Changing a user’s role

  1. Go to Settings → Users
  2. Find the user in the table (use the search box to filter by name)
  3. Use the role dropdown to select a new role
  4. Changes take effect on the user’s next page load

Open to Workspace

By default, any Slack workspace member can trigger agents — no user import or access grant needed. This is the easiest way to get started. To restrict access to specific users, turn off Open to Workspace in Settings → General → Access Control. Once restricted:
  1. Go to Settings → Users → Import from Slack and import your team
  2. Grant each user a Trigger, View, or Edit access level on the agents they should be able to use
Users who message the bot without access will receive a clear explanation:
  • Not imported into SlackHive: “You don’t have access to this agent. Ask an admin to grant you access in SlackHive — you’ll need to be added as a user first.”
  • Imported but not granted: “You don’t have access to this agent.
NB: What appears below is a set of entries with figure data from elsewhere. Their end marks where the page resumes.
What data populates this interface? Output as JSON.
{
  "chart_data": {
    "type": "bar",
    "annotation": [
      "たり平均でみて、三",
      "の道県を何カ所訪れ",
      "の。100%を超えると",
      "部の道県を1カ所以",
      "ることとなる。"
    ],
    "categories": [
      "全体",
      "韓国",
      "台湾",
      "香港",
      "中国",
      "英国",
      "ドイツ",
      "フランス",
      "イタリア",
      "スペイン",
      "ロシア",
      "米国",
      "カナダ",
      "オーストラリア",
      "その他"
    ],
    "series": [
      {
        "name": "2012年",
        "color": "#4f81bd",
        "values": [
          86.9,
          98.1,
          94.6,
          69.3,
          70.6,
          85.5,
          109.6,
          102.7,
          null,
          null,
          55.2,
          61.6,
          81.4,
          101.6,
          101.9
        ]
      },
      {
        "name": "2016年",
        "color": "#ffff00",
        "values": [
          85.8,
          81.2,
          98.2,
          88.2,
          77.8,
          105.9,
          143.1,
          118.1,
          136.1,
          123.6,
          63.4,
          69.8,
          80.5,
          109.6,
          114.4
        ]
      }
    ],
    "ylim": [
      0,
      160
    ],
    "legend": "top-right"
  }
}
Ask an admin to grant you Trigger (or higher) access to it in SlackHive.”
SettingWho can trigger agents
On (default)Any Slack workspace member
OffOnly imported users with a Trigger, View, or Edit grant

Per-agent access grants

Agents are invisible to editors and viewers until an admin grants access. There are three access levels:
LevelSlackHive dashboardSlack bot
TriggerHiddenBot responds to their messages
ViewRead-onlyBot responds
EditFull edit accessBot responds
Trigger is useful when someone needs to interact with the agent in Slack (e.g. frontline staff using a bot daily) but shouldn’t see agent configuration or conversation history in SlackHive. To grant access:
  1. Go to Settings → Users
  2. Click the user row to open the side panel
  3. Under Agent Access, find the agent
  4. Select Trigger, View, or Edit
  5. Click Save
To revoke access, set the level back to None.
Editors automatically have Edit access on agents they created — no grant needed. Admins and superadmins always see all agents and the bot always responds to them regardless of grants.

Env Vars ownership

The Settings → Env Vars secret store tracks who added each secret:
  • Admins / superadmins — create, edit, and delete any env var
  • Editors — create env vars; can only edit or delete ones they added themselves
  • Viewers — no access
Each row shows Added by · date so admins can audit ownership and rotation history.

Permissions enforcement

All permissions are enforced server-side — not just hidden in the UI. A viewer who manually calls an API endpoint to edit an agent will receive a 403 response. Key rules:
  • GET /api/agents is filtered — editors and viewers only receive agents they have access to
  • Individual agent routes return 404 (not 403) for agents a user has no access to, avoiding leaking agent existence
  • Write operations on an agent require: admin, superadmin, or editor with ownership / Edit grant
  • Settings mutations require superadmin
  • User management requires admin or superadmin
  • Jobs are filtered by accessible agents — each user only sees jobs for agents they can access
  • Slack bot access is also enforced — users with no access level (or None) receive no response from the bot

Session behavior

Sessions use HMAC-signed cookies with no expiry by default. Sessions are invalidated when:
  • The user logs out explicitly
  • AUTH_SECRET is rotated in .env (invalidates all sessions immediately)
Sessions are stateless HMAC tokens — there is no session table and no way to invalidate individual sessions without rotating the secret.